That would be saying the audience went to see Kingsley as Mandarin. And not that the audience just wanted to see Iron Man after the Avengers with just as much fun and spectacle, which is what they got and why it's looking to make a billion. A billion isn't a one you're in deal - you need repeated strong weeks to get there which this is looking to have. No way would it beat Avengers, but it's looking to be the # 1 Iron Man movie, # 1 movie of the summer, and get close to what Avengers made. That doesn't happen overnight, that happens over many weeks. Plus, even critics liked it. Joss Whedon looked at the finale action sequence and went, "what am I going to do now?" The audience got what they wanted -- more Iron Man, more War Machine/Iron Patriot, a well crafted story, and a villain who can offer an amazing spectacle. Mandarin didn't sell the movie. LOKI could sell a movie - but not Mandarin. To them, Mandarin was just another face of evil which could be replaced by any face of evil. He's not Loki (Avengers' key villain).
Alot of what marvel has been doing is clever marketing, right down to Whedon's little line there. It's all clever stuff. Alot of IM3's success doesn't come on it's own merit. It's simply the way the industry works. I'm not going to discredit the film completely but if Thor 2 came out 2 months after avengers it'd make "lots of money" regardless of weather it was amazing or just solid.
I'm not saying IM3 sucks(I happen to endorse it). What I'm talking about is the audience and their relationship to a story. Have you ever heard of the "it was all a dream" effect. When the movie is almost over and it ends up the lead was just dreaming the entire thing. It's a divisive device and the issue is entirely objective. I am saying that the stunt they pulled with their marketing and the way it ended up, couldn't have made everyone happy...fan boy or not.
If they redefined the modern joker in this manner.

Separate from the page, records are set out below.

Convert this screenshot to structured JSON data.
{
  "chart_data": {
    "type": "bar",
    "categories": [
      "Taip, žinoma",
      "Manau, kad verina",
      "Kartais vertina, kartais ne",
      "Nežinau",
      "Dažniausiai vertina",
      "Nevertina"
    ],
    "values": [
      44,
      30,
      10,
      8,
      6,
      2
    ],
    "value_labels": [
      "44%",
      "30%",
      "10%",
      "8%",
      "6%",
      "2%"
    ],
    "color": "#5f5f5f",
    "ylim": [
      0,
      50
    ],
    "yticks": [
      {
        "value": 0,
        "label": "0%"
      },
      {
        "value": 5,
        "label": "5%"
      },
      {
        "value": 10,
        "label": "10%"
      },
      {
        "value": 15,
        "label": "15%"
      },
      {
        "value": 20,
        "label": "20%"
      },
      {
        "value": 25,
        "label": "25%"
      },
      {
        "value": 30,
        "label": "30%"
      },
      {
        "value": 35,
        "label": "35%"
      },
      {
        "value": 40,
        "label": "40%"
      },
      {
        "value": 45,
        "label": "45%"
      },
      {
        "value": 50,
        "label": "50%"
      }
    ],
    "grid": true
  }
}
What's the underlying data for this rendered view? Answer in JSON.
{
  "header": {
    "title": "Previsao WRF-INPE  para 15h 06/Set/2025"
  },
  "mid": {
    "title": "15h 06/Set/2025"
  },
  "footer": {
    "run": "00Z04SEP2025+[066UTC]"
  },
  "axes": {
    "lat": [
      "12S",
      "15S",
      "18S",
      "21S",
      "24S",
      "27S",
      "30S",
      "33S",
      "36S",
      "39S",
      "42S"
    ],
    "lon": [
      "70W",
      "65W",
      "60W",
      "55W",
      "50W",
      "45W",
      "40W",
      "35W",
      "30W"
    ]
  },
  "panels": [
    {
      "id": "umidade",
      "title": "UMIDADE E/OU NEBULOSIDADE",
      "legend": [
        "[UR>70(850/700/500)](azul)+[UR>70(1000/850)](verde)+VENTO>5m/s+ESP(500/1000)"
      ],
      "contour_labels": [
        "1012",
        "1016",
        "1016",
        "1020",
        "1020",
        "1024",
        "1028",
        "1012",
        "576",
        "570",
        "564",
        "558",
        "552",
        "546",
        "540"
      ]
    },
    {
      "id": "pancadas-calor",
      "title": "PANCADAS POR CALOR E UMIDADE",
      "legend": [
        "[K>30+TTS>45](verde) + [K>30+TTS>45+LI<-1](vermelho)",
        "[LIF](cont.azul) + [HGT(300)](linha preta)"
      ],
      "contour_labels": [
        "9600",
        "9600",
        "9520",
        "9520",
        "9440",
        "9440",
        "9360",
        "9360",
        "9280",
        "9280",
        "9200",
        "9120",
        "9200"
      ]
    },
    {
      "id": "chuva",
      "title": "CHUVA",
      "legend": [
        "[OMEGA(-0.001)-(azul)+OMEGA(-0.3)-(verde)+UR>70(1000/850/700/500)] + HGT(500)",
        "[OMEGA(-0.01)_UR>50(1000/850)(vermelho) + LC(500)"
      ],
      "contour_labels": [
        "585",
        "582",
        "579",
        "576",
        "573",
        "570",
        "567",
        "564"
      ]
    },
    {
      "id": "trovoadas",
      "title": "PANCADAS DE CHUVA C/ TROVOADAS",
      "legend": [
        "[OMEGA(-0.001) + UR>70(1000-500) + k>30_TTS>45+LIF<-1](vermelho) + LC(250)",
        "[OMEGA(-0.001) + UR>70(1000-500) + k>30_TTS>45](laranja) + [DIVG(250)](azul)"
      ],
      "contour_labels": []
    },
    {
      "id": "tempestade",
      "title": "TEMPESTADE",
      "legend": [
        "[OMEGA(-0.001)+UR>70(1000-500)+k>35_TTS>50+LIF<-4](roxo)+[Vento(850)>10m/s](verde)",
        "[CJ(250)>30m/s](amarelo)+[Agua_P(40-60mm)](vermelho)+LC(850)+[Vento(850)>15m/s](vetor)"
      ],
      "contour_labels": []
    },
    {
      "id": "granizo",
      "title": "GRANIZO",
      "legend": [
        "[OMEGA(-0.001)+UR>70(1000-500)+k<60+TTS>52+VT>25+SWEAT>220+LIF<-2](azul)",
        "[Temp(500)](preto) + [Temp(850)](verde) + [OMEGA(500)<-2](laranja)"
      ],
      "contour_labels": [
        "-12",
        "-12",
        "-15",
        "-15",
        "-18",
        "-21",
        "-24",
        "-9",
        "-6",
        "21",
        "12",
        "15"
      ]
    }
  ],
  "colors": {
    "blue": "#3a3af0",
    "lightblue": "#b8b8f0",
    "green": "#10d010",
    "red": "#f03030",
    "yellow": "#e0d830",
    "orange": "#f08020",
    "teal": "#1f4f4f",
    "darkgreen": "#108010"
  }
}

Yes, the audience would simply accept that they got "the joker" but to have him be an actor paid for by the likes of Dagget(or whatever that guys name was), who really has no gripes with the protagonist whatsoever?
Vs a man created in part by the protagonist, obsessed with playing and then destroying him on 3 levels.
Also, I agree Mandarin isn't that big a villain, but let's not kid ourselves into thinking they choose the least known IM3 character they could when it came to name recognition.
All I'm saying is that it was a bold move(and I like bold moves), but at the outset it's the type of direction that can(and does) leave some audiences wanting.
I agree however, 1 billion(even coming off of a 1.5 billion dollar film you are advertising yourself as the direct sequel to) means alot of people liked it...
IM3 did do good amount of international maneuvering though(a chinese version?), I'm curious to see just how well it does domestically in relation to both Avengers and even Batman.